Immunogenic chemotherapy (IC) is a type of chemotherapy where certain chemodrugs induce immunogenic cancer cell death (ICD), which in turn arouses T cell antitumor immunity. However, IC concurrently upregulates a key immune suppressor, indoleamine-2,3-dioxygenase (IDO), in both cancer cells and immune cells. IDO-mediated immunosuppression significantly offsets IC's therapeutic benefits in cancer patients, suggesting a necessity of combination with IDO inhibitors. Here, we report an enzyme-, pH-, and redox-triple-sensitive nanosystem using mesoporous silica nanoparticles (MSNs) as a core encapsulating doxorubicin (DOX, an immunogenic chemodrug); the core is coated with a shell (β-CD-PEI/Ge1MT) for co-delivering 1-methyl-D-tryptophan (1 MT, an IDO inhibitor). By using these responsivenesses sequentially triggering the release of 1 MT into tumor extracellular compartment and DOX into intracellular endo/lysosomal compartment, this nanosystem (DOX@GMTMSNs) precisely delivers the drugs to their target cells residing in different compartments. Released 1 MT uptake by IDO-expressing dendritic cells (DCs) and cancer cells suppresses IDO activity, reducing immunosuppressive Tregs' presence; DOX unloaded within cancer cells induces ICD, promoting effector T-cell infiltration. In two preclinical cancer models, DOX@GMTMSNs potentiate both tumor local and systemic antitumor immunity, suppressing primary tumor growth by 78% with an 83% reduction in metastatic foci, as well as extending animal survival, thus strongly demonstrating DOX@ GMTMSNs' clinical translational potential.
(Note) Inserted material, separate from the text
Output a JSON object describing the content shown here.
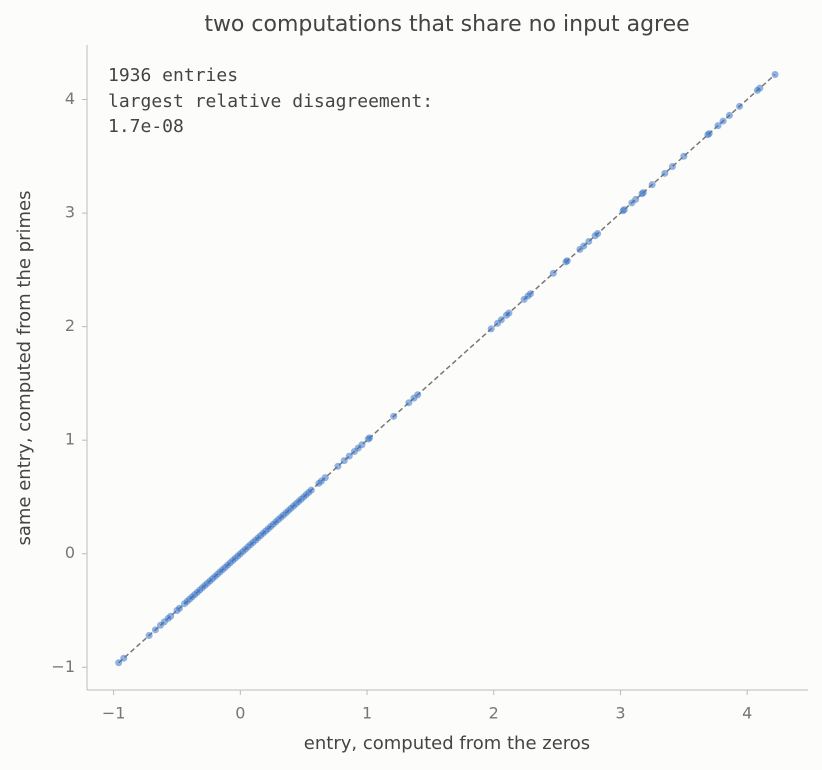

免疫原化学疗法（IC）是一种化学疗法，其中某些化学药物会诱导免疫原性癌细胞死亡（ICD），从而引起T细胞抗肿瘤免疫力。但是，IC同时在癌细胞和免疫细胞中上调了关键的免疫抑制剂吲哚胺-2,3-二加氧酶（IDO）。IDO介导的免疫抑制作用显着抵消了IC对癌症患者的治疗益处，表明必须与IDO抑制剂联合使用。在这里，我们报道了一种酶，pH和三重氧化还原敏感的纳米系统，该系统使用中孔二氧化硅纳米粒子（MSNs）作为核心包裹阿霉素（DOX，一种免疫原性化学药物）。核被壳包裹（β-CD-PEI / Ge1MT）共同递送1-甲基-D-色氨酸（1 MT，IDO抑制剂）。通过利用这些反应性，依次触发1 MT释放到肿瘤细胞外区室和DOX释放到细胞内内/溶酶体区室，该纳米系统（DOX @ GMTMSN）精确地将药物递送至位于不同区室的靶细胞。表达IDO的树突状细胞（DC）和癌细胞释放的1 MT摄取抑制了IDO活性，减少了免疫抑制性Treg的存在。癌细胞中未装载的DOX诱导ICD，促进效应T细胞浸润。 在两个临床前癌症模型中，DOX @ GMTMSNs增强了肿瘤的局部和全身抗肿瘤免疫力，将原发性肿瘤生长抑制了78％，转移灶减少了83％，并延长了动物的存活率，从而有力地证明了DOX @ GMTMSNs的临床意义潜在。